The yearbook class, taught by Meredith Moody, has 28 sophomore, junior, and senior students. There are also four editors of the yearbook: seniors Phoebe Lowe, Erin Son, Michelle Reiss, and Skylar Yang. All students design and create at least 10 yearbook pages, and are responsible for photos, meeting deadlines, designing their pages and helping others in the class. Each page is assigned by the editors before the students even enter the classroom. The editors meet with Moody during the summer to discuss the yearbook and make decisions about it, including assigning each individual page out of the 500 in the yearbook.
“I believe that many people think that yearbook is an easy A,” Lowe said. “To get an A in the class you need to be able to actually turn in your work on time, there are crucial deadlines that we have to meet.”
Yearbook encompasses everything that SMCHS has to offer including faculty, staff and student mug shots, student life, dances, clubs, sports and other special events SMCHS holds during the year into one book. The class makes sure each aspect of SMCHS is represented in the yearbook and that it is represented in the best possible way.
“The hardest part is working with everyone’s busy schedules,” Lowe said. “For instance, when you are assigned the choir page, you are trying to find a good time to take a picture of the choir classes that best works for everyone. If your schedule won’t allow you to be there when it is convenient for the choir teacher, that’s when it becomes hard.”
Yearbook students are often spotted taking photos at sporting events, Masses, dances and other school functions, but their finished product of the yearbook was finally completed March 17 of this year. They work tirelessly during the year, from their first deadline in December to the final date, there is not a day that a yearbook student isn’t taking a photo.
“Clubs are the most difficult to cover because if they haven’t been meeting we aren’t going to cover them in the yearbook and it’s hard to do that,” said photography teacher and yearbook advisor Meredith Moody. “We used to have one day where anybody has a club going on would meet outside the G building and take group photos, but we got kids going from photo to photo. So now we do it where if you have a club, you send us your information and set a date for a photo, but we keep tabs on the announcements on who’s meeting.”
Yearbook faces many challenges throughout the year before they go to print in March, but the most difficult are meeting deadlines and figuring out names for students. It is the responsibility of each student who is laying out a page to ensure that everyone’s name is correct and it corresponds with the correct picture. That can be difficult, especially when identifying the freshmen.
“There will always be a mistake in the yearbook,” Moody said. “But in a yearbook, you don’t want to misprint someone’s name or anything. The senior section is edited 12 or 15 times before we send it to print and we even know now that there’s a couple of misprints, but they aren’t major.”
Seniors have the most space in the yearbook because of all of the senior events like Kairos, Senior Cruise, Senior Favorites, Senior Pilgrimage, etc. However, the people you will see the least in the yearbook are the ones in the yearbook class.

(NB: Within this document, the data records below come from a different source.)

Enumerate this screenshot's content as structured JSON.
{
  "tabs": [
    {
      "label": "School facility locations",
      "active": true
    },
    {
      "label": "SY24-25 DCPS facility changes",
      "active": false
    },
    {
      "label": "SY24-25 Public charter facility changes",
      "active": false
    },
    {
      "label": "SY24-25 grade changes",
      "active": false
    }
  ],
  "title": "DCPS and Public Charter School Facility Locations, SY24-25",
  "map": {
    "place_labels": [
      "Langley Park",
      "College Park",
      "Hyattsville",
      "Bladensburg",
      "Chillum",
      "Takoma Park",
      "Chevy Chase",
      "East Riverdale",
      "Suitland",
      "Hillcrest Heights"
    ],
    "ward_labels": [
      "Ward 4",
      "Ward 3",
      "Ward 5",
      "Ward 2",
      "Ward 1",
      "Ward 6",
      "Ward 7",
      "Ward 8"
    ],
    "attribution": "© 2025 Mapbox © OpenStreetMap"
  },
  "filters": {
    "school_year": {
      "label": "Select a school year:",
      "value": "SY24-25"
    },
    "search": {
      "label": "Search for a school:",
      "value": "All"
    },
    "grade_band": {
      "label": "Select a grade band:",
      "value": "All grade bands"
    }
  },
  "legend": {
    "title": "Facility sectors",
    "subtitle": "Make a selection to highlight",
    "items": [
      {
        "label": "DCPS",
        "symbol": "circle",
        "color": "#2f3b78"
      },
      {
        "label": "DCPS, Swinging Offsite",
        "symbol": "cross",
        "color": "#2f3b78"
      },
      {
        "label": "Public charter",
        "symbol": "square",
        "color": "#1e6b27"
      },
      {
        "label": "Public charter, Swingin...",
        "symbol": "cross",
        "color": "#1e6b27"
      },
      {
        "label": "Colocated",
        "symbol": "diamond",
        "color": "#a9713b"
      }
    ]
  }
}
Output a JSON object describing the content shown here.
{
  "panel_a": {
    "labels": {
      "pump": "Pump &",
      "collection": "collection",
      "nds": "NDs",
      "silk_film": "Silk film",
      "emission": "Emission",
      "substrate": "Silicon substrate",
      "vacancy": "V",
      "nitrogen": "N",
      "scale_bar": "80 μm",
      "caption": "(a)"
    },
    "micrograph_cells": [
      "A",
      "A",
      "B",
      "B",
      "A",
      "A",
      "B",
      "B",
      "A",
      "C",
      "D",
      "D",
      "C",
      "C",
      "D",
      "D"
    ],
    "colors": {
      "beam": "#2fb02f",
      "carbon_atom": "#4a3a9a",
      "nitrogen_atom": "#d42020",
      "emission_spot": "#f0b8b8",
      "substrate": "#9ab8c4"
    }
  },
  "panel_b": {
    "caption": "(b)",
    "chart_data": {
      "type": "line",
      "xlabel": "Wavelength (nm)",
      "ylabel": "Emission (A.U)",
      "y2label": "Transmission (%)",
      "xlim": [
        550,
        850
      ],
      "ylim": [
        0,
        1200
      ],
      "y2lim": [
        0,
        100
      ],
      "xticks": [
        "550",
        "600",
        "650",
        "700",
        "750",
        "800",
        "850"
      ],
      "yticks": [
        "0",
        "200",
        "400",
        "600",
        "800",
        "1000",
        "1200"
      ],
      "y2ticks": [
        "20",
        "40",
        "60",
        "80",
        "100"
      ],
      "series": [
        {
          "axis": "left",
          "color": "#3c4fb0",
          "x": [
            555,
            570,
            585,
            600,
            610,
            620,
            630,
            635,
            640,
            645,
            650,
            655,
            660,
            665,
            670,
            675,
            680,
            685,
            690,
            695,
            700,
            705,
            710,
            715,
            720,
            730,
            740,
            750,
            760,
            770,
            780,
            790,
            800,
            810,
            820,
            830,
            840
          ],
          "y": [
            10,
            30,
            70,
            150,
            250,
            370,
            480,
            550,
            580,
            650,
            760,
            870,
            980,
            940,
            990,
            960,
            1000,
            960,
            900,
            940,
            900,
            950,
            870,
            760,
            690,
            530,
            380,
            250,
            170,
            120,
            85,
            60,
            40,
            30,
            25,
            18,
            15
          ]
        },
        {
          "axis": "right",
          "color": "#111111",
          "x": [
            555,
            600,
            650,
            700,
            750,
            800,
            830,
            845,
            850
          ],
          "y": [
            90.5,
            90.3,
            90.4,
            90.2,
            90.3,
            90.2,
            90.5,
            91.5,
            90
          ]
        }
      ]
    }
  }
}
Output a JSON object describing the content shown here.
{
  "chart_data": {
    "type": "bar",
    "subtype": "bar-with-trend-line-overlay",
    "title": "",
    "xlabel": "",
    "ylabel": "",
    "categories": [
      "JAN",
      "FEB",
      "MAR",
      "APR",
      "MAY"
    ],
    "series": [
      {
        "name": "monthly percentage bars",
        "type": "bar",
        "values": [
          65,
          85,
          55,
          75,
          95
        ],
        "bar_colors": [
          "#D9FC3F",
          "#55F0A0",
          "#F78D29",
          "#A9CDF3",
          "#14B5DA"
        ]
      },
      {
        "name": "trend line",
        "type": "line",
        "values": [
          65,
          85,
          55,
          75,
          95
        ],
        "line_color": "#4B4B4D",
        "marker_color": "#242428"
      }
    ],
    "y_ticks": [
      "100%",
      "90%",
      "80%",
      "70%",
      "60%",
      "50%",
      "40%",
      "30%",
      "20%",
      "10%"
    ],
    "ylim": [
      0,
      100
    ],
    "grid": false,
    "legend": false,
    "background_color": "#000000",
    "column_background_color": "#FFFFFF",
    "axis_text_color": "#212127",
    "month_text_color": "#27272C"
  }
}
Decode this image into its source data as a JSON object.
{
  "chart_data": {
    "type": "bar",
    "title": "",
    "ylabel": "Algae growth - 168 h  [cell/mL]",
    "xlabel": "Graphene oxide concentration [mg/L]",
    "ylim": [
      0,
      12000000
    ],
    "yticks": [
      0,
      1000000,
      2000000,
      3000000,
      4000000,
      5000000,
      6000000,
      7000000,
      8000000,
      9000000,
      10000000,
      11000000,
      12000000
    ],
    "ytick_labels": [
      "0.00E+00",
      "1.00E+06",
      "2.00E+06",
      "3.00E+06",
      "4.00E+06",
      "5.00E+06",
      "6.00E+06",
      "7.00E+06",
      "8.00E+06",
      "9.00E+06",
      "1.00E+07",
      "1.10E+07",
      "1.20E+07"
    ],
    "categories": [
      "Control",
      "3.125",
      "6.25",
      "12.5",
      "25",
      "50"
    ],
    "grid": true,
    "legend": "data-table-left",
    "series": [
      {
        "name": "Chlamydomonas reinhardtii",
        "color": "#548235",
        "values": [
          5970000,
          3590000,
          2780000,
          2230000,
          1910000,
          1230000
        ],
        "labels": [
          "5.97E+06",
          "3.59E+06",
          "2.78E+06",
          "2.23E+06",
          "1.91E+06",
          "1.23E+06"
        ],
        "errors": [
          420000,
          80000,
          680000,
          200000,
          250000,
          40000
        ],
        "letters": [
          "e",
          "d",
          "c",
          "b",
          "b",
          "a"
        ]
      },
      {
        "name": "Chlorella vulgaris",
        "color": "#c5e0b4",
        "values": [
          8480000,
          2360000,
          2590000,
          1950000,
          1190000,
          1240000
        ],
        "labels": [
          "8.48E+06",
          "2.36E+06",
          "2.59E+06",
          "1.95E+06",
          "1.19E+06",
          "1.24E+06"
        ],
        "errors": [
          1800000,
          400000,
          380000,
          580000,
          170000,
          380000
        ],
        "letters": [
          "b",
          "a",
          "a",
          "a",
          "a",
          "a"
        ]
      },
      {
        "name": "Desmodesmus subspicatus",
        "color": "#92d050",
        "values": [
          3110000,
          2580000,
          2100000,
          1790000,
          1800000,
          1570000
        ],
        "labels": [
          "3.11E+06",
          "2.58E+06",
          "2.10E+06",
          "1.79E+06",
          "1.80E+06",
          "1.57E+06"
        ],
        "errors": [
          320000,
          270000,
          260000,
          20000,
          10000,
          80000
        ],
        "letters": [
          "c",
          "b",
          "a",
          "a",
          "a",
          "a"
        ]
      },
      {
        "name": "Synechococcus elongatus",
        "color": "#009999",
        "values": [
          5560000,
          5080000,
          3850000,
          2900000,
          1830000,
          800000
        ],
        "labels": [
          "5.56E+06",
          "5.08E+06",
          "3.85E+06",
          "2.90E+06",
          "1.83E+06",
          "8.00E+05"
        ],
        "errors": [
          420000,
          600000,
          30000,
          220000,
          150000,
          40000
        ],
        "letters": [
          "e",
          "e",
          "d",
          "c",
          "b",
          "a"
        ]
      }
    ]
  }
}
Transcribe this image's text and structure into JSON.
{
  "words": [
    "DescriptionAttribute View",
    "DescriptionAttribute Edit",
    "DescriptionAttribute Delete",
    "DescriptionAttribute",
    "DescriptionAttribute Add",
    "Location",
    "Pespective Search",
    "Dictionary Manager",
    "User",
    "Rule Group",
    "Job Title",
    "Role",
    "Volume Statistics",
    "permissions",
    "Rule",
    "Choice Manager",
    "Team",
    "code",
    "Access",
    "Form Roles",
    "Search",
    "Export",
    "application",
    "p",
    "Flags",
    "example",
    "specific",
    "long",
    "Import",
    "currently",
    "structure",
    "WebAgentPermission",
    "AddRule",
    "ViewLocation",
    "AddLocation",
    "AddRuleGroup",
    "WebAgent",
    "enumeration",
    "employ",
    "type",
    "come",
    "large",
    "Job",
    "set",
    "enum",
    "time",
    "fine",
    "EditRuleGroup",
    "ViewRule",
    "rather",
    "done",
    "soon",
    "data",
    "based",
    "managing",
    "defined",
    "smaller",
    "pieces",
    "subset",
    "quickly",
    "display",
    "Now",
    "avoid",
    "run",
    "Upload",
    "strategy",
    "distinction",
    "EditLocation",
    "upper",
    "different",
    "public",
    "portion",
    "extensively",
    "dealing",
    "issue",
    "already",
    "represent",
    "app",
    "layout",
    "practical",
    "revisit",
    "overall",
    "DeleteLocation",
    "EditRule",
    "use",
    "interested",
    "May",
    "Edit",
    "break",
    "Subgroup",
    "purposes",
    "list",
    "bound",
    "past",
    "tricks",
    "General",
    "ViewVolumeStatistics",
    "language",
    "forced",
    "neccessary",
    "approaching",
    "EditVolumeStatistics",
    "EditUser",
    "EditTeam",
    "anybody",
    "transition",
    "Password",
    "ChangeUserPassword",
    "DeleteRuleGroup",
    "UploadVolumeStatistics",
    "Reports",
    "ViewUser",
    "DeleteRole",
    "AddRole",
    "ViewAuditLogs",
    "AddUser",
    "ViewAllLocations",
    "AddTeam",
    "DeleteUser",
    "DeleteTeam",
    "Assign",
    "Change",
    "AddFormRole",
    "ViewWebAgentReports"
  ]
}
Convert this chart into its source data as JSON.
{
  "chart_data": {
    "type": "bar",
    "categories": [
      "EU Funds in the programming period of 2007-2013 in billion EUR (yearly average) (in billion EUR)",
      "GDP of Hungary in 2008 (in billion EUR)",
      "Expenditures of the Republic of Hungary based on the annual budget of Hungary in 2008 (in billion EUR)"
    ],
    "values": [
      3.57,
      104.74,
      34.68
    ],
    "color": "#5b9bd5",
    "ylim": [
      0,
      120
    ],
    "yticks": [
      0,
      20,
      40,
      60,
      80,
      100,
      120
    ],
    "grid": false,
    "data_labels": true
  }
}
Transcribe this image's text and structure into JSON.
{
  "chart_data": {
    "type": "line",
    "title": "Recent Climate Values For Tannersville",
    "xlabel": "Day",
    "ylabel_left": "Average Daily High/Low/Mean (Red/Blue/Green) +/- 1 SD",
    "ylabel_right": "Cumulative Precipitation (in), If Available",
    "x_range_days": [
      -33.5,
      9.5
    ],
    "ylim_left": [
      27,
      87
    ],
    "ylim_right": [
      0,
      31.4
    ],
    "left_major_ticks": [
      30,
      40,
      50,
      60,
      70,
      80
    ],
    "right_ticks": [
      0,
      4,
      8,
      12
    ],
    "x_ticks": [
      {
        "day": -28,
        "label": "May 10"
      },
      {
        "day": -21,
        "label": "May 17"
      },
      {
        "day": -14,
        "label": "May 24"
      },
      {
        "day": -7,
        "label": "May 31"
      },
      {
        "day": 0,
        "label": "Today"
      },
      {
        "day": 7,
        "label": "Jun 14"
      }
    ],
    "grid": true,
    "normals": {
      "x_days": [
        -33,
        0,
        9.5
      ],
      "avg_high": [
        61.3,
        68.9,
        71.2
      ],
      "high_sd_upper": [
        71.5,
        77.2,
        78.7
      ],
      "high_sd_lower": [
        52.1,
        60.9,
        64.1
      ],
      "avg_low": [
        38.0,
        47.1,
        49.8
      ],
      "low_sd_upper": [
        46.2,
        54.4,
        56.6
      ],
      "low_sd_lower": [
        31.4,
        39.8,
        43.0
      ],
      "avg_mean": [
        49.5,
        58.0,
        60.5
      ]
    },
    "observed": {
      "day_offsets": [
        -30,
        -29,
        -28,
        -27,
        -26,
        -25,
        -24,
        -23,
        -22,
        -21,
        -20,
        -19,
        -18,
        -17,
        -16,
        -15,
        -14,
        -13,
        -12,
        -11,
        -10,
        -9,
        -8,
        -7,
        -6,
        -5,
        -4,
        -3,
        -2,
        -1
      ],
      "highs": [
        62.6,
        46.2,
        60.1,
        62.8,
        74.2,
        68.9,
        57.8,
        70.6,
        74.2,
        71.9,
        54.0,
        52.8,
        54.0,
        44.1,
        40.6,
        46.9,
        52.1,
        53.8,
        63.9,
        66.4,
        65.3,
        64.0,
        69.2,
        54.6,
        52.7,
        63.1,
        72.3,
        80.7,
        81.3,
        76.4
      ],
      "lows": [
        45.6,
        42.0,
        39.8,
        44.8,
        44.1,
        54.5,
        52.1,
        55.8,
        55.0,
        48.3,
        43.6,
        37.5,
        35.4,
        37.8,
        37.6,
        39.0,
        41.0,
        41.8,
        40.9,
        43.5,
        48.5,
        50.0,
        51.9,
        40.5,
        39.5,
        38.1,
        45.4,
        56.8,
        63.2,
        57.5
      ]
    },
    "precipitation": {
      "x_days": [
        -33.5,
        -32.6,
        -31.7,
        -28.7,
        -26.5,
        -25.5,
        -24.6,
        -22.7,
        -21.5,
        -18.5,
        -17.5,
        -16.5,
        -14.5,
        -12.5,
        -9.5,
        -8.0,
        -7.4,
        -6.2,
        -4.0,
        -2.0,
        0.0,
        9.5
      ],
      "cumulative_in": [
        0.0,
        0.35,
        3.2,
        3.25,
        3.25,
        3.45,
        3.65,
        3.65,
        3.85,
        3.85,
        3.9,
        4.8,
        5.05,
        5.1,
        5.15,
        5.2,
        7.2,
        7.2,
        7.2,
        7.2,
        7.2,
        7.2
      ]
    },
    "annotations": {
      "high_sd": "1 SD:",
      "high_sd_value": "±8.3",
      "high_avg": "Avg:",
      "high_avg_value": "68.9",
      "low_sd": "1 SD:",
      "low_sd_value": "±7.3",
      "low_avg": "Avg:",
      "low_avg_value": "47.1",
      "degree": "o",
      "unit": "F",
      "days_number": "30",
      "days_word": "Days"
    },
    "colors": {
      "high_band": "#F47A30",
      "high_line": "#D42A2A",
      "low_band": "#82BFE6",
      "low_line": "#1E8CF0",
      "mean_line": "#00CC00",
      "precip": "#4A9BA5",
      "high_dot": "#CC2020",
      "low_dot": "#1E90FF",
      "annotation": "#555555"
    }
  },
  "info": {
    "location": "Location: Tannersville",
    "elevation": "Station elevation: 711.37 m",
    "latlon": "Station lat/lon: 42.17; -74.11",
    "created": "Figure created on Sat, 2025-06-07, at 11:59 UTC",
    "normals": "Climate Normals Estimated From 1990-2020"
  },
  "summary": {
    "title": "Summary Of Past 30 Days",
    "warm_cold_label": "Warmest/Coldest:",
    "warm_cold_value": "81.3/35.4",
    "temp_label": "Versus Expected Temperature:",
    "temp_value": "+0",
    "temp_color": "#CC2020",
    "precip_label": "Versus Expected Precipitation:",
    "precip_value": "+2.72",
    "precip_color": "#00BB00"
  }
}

“We have only one rule in yearbook and I have made this my personal rule: if you are in the yearbook class, you will not be in a candid shot,” Moody said. “This is because the yearbook is about the school, not the yearbook kids.”
The hard work does not go unnoticed by the student body. On May 20, the yearbook will be the talk of the school as everybody flips through it looking for their friends and seeing who the senior favorites are.
“That’s the best part,” Moody said. “Looking at the kids’ faces when they look at the yearbooks for the first time as they arrive on the trucks, it’s a look of excitement of ‘I did this’ and once you have experienced that you will work hard.”
Each year the Talon Yearbook is a creative opportunity to remember the year at SMCHS and the memories made. It is the representation of everything that makes the school unique.